As I reported a few weeks ago, the claimant count has lost its national statistic designation, because the introduction of universal credit has made it more difficult to calculate.
But our headline unemployment figure comes from the LFS, in which the Office for National Statistics (ONS) speaks to 60,000 households once a quarter. It's a big survey, but it's still a survey.
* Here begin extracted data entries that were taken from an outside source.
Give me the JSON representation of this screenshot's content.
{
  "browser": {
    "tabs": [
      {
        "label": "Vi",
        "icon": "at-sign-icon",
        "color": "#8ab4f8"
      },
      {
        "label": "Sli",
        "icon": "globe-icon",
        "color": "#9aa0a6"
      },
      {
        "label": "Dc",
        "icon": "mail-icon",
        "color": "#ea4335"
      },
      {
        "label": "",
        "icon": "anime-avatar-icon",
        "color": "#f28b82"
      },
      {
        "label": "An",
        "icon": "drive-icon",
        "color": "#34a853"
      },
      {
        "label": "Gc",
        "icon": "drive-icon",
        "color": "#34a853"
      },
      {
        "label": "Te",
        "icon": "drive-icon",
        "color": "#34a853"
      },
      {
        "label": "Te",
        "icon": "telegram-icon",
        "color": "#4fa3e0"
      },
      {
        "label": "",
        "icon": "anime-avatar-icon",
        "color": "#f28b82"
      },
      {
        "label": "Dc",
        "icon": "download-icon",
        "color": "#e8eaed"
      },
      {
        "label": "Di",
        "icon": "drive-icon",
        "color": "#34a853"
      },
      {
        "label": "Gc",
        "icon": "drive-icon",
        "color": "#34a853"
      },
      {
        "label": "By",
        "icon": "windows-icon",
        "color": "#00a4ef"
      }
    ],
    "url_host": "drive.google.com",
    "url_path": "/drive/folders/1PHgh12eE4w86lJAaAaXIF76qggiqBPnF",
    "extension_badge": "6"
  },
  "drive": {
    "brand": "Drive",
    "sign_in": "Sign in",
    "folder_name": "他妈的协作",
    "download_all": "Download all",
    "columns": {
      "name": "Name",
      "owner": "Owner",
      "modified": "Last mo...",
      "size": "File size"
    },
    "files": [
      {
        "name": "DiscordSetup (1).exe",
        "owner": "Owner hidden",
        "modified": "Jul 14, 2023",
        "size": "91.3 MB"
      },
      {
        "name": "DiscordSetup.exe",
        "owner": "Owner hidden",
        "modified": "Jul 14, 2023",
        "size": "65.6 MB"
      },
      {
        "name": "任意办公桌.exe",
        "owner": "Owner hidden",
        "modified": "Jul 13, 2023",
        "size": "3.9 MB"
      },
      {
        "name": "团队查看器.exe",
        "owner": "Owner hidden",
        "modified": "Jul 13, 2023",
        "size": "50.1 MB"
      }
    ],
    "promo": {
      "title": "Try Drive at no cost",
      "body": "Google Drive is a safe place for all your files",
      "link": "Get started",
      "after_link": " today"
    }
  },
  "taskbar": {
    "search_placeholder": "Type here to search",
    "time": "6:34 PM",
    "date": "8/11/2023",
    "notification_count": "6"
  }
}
The ONS is very clear in its monthly releases, external about its limitations.
Two weeks ago we had the unemployment figures for the three months from March to May, which it turned out had risen by 15,000 compared with the previous three months.
But lower down in the release, readers were warned that the ONS was 95% confident that the actual figure was within plus or minus 80,000 of that mark, so between a rise of 95,000 and a fall of 65,000.
Which may make you question our top line, that unemployment had risen for the first time in two years.
Migration claims
Unemployment is not the only figure taken from the LFS, and there was some interesting analysis, external done by Migration Watch last week using the survey.
The group said its research showed that groups of migrants with weaker economic characteristics (based on level of employment, rates of pay and likelihood to claim benefits) outnumbered those with stronger economic characteristics by two to one.
The House of Commons Library has been looking, external at this analysis and questioning whether the LFS is a robust enough source to make such claims.
As an example, it considers the figure given for the gap in likelihood to claim benefits between UK residents born in the UK, and those born in Pakistan or Bangladesh, between the ages of 40 and 44.
It says that despite its huge sample size, the LFS is only likely to have interviewed about 27 people who fall into the category of 40 to 44 year-old benefit claimants born in Pakistan or Bangladesh.
The Library suggests: "a nuanced narrative might be more appropriate than broad statements about migrants' likelihood to claim".
UPDATE 11:35am: Migration Watch has been in touch to say that its research did not draw any conclusions from the 27 people who the House of Commons Library blog was talking about and that the conclusions were in fact based on 140 respondents who claimed housing benefit out of the total sample of 922 people in the LFS identified as being born in Pakistan and Bangladesh.